Vogliamo ricordare il caso Tamoil a Cremona e quello di Augusta, Priolo e Melilli in Sicilia, con falde contaminate da idrocarburi; la valle del fiume Sacconel Lazio, il basso bacino del Chienti o il fiume Sarno, ancora da bonificare; le storie di inquinamento da scarichi civili (il canale Navile di Bologna) e di avvelenamento dalle realtà industriali (il fiume Basento); le contaminazioni di corpi idrici potabili (la falda di Bussi sul Tirino a Pescara, quella tra Vicenza, Verona e Padova, quella di Solofra, in provincia di Avellino, e, ancora, il lago Alaco in Calabria); ma anche le lagune costiere di Grado e Marano in Friuli e quelle di Lesina e Varano sul Gargano. Infine, i casi di acque violate dalle eccessive captazioni, come nel caso del Canale del Mulino a Torre Pellice in Piemonte, o dalla cattiva gestione che non tiene conto degli impatti sugli ecosistemi lacustri e fluviali, come racconta la storia dei laghi Arvo e Ampollino sulla Sila in Calabria. Storie di bonifiche mancate, di inchieste che coinvolgono funzionari pubblici e privati, casi che attendono giustizia al grido di “chi inquina paghi”.

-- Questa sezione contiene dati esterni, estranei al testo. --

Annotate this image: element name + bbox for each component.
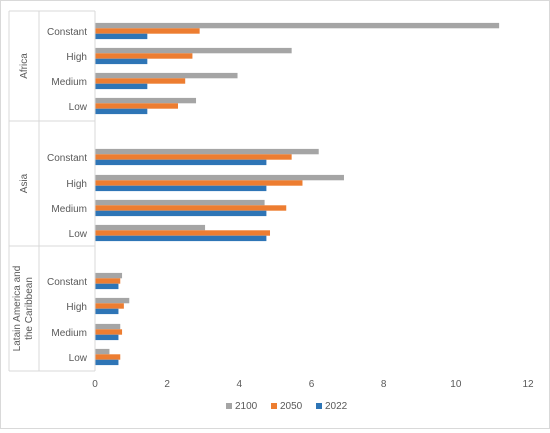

Ci sono però anche le storie delle acque salvate, di fiumi fortemente inquinati che però stanno riacquisendo uno stato migliore grazie a politiche attente di salvaguardia e recupero ambientale, attuate dalle amministrazioni di concerto con le associazioni e gli enti privati. Sono le esperienze nate con i Contratti di fiume in Lombardia, sul Lambro e l’Olona, o sulla Bormida al confine tra Piemonte e Liguria, dove il fiume dopo anni di sversamenti e inquinamento oggi ricomincia a vivere o gli interventi di riqualificazione fluviale sul Cherio, in provincia di Bergamo.

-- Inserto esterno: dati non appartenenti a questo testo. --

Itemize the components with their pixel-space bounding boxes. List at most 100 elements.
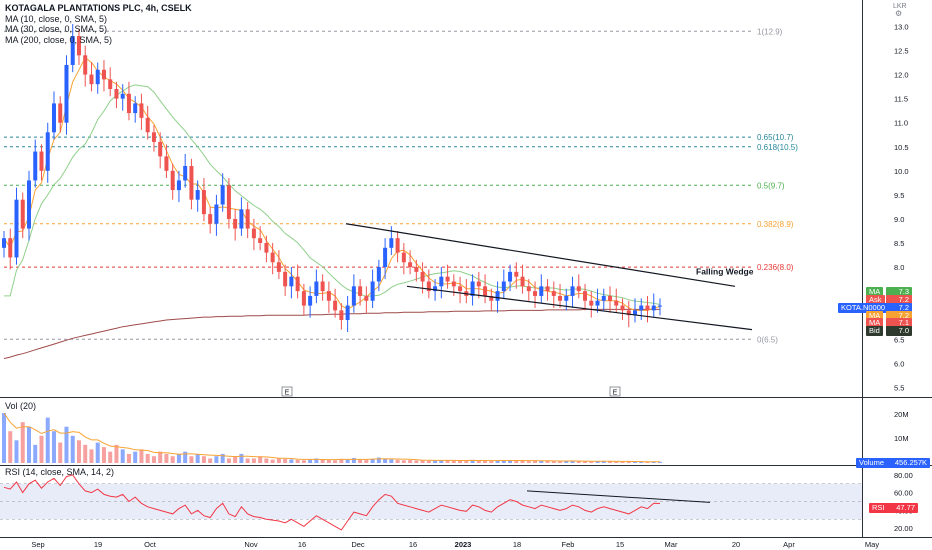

“Abbiamo voluto raccontare le storie positive – ha aggiunto Zampetti – perché siano di stimolo per mettere in campo una seria politica di recupero e di tutela dei fiumi, delle falde e delle acque. Serve però la volontà politica perché una corretta gestione della risorsa idrica deve prevedere azioni e strumenti precisi: piani che coinvolgano, tutti gli attori interessati e perseguano l’obiettivo di ridurre i prelievi e i carchi inquinanti; un’azione diffusa di riqualificazione dei corsi d’acqua e rinaturalizzazione delle sponde; fermare i numerosi scarichi industriali e civili che ancora oggi inquinano la risorsa idrica e realizzare la bonifica delle faldecontaminate. Occorre, infine, applicare strumenti di partecipazione adeguati come i Contratti di Fiume, che, come dimostrano le esperienze già attuate, consentono di coniugare la qualità dei corpi idrici con la mitigazione del rischio e lo sviluppo socio economico delle comunità locali.”